I paid little attention to either of them. He’s her cousin, for Pete’s sake, and I’m a mere husband. You have to forgive me for referring again to that fact concerning her relationship to the Lieutenant-Governor, but otherwise I have little to commend me to the higher echelons of society.
And I really do admire the man. When will someone suggest that he be Sir John?
If that great lover of seal hunts, Paul McCartney, and that great financier, Conrad Black, can be knights, Sir John and Lady Jane should already be seated at the Camelot roundtable.
I did not intend to devote the contents of this epistle to Sir John (oops! I really would like to see that happen), his relationship to OH or to sex. I mention it to show that I talk about the latter only occasionally.
I intended to talk about disabilities, especially mine, because mine is the only one I have. To be completely honest and forthright, my mobility problem is the only one of my disabilities one can see. There are those who will happily give voice to the opinion that I have other disabilities having more to do with the mental than the physical. I myself do not subscribe to this view.
But I digress, and not for the first time.

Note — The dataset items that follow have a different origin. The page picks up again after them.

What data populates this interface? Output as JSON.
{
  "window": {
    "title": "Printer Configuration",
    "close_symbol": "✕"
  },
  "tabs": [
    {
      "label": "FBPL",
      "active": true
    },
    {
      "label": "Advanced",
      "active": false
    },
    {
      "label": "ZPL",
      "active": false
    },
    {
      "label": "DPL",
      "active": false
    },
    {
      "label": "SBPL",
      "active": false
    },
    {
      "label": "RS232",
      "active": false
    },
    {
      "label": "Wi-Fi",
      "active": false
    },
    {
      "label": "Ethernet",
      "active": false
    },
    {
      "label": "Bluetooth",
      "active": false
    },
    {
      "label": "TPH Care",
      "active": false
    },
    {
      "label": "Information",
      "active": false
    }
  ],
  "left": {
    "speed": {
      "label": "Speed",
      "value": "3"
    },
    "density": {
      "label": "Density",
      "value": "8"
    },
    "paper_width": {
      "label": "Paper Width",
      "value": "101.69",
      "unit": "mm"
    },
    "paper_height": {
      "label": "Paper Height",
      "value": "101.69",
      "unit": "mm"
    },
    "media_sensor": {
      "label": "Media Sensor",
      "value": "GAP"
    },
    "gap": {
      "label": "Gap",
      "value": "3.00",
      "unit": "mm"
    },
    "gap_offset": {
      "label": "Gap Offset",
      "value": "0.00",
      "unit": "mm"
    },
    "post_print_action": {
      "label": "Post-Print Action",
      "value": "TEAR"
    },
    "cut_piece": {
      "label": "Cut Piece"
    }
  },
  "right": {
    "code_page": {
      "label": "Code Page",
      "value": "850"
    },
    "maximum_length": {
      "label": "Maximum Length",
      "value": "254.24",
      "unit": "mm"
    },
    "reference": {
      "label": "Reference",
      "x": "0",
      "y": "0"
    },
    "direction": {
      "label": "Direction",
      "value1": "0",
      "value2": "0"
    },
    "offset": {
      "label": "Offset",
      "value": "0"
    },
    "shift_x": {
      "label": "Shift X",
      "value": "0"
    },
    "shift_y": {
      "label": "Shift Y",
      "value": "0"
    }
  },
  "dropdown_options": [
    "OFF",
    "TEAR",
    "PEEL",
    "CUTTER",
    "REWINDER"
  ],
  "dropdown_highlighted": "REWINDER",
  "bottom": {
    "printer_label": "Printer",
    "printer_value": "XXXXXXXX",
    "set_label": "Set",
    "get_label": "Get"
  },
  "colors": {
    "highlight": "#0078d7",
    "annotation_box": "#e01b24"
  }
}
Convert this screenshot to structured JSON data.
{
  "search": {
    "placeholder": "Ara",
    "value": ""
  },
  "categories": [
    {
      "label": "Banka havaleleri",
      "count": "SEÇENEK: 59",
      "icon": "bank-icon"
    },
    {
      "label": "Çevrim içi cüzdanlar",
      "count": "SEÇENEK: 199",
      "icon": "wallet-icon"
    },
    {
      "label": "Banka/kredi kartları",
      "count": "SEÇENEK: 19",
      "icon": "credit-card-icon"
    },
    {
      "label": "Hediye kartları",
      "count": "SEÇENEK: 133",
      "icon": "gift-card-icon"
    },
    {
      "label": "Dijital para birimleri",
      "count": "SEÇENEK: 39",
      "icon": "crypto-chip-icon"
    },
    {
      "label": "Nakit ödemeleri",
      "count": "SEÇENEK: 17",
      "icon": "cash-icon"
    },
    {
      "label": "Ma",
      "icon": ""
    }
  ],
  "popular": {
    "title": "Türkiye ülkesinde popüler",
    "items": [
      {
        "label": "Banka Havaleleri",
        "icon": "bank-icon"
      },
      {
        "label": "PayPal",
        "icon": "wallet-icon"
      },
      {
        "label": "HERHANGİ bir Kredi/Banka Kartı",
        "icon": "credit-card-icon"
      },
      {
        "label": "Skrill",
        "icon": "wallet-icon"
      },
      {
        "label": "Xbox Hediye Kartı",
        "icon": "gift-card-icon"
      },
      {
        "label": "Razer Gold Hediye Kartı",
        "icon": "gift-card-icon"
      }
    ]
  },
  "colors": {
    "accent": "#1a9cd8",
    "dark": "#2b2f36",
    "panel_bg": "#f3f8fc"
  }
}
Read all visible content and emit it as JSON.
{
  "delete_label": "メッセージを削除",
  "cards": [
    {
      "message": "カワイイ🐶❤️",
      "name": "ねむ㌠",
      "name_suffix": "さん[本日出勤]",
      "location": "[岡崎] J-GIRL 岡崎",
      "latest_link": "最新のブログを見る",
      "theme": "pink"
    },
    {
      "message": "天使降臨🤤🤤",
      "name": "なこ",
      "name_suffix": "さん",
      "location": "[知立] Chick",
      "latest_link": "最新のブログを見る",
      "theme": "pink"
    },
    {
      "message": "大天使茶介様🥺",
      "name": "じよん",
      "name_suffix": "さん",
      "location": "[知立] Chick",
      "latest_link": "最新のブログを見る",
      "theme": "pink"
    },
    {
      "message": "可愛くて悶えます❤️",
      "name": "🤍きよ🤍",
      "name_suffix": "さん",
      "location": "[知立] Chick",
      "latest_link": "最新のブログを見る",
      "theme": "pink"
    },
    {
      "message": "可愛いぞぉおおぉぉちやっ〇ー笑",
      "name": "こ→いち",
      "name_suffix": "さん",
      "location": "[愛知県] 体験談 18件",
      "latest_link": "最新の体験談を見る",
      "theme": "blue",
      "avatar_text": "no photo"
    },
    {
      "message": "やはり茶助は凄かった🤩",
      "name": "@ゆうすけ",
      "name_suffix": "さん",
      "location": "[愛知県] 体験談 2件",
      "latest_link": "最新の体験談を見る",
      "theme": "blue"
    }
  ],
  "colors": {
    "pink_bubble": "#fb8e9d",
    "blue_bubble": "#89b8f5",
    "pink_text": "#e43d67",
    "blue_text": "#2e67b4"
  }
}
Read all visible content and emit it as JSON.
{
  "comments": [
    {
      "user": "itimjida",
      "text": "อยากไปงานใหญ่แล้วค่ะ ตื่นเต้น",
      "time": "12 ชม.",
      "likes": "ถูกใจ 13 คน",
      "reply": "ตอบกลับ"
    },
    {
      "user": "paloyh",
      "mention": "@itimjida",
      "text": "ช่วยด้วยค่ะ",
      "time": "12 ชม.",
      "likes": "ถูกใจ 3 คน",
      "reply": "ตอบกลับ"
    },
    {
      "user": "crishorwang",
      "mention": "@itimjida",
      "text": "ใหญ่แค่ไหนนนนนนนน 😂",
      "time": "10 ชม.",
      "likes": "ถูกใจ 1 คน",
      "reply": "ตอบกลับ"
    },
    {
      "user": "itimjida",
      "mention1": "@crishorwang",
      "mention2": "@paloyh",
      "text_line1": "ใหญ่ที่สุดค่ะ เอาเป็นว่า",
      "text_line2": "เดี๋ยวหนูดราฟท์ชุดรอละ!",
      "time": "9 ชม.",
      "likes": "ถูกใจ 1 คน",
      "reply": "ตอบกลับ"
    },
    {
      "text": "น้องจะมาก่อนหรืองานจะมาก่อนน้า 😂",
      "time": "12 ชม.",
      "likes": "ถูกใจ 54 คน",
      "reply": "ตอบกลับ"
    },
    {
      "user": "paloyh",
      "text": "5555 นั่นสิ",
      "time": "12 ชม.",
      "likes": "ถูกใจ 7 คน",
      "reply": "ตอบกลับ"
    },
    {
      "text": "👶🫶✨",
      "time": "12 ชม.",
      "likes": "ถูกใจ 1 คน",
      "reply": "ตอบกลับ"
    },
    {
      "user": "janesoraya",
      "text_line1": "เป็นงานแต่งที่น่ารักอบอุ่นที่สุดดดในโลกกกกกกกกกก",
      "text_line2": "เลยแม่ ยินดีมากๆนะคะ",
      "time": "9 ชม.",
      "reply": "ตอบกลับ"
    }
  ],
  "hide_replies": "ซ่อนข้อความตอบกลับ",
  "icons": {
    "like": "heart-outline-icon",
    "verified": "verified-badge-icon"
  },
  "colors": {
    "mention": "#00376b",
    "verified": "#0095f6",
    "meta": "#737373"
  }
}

The fact is, in this column I should be advocating a great deal more that I do for people with disabilities of all kinds. I just don’t want to bore you with that. Those of us who live with “challenges” know how boring life can be — and how the water in the St. Lawrence Seaway is boiling hot in February.
Sure, I can wax comedic about the fun and games of being quadriplegic or vision impaired or hard of hearing, just to name a few of the physical impairments that flesh is heir to. I closed that last sentence with a preposition (supposed to be bad grammar) because Shakespeare also did it in the Hamlet soliloquy, and who am I to misquote the Bard of Avon? I’m only the Bard of Springdale.
Far as I know, Shakespeare didn’t even have a physical disability. Of course, a lot of famous people did. Moses had a speech impediment, according to the Bible. Zacchaeus was height challenged. President Roosevelt was crippled with polio. President Clinton had a deformity ... OK, enough of that.
I’m digressing again. To get back on track, let me say it’s nothing new for me to be upset with the federal government. But I’ve been sort of holding off on the current provincial crowd of the same stripe.
I’ve heard it said that there are roughly 71 different agencies in this province helping to train and provide employment opportunities for people with differing disabilities. The organization of which I currently have the honour of being chair of the board of directors, the Canadian Paraplegic Association (NL), is one of them.
We have several offices and instructors across the province, including Labrador, who are doing exactly that sort of thing with several hundred individuals. Not all of them are mobility impaired, but we help whoever comes our way.
This is accomplished through service contracts with the provincial government. If you’ve been listening to the news lately, you must be aware of government’s implied intention to cut back on everything from bathrobes for MHAs to travel allowances for the premier and her staff. Unfortunately, we at CPA are caught in the middle of that.
I don’t mind the loss of the bathrobes, but I have been worried sick that we would lose all those contracts that are up for renewal at the end of March.
That would mean the people we would be helping to get employment through training for jobs suitable for their specific disability would now be thrown on the garbage heap, or should we say waste disposal site. Not funny. I agree, definitely not funny.
We heard last Friday that we have a stay of execution of six months before anything is done. So, what do we do in the interim? That may be largely up to you.
I understand some cuts have to come, but not at the expense of those who are among the weakest of our society and have difficulty looking after themselves. And no, I don’t know how this is to be done, but that’s not my job. There are those much better suited for that, and better paid.
Someone has said, it wasn’t me but someone of equal brilliance and insight, that a society is judged by the degree to which it looks after its weaker members.
The Dunderdale government will be judged very harshly if it removes from people with disabilities their opportunity to get employment and support themselves and their families.
On the other hand, perhaps the government will get away with it because it matters to no one except the disabled.
And hopefully one or two more with loud voices.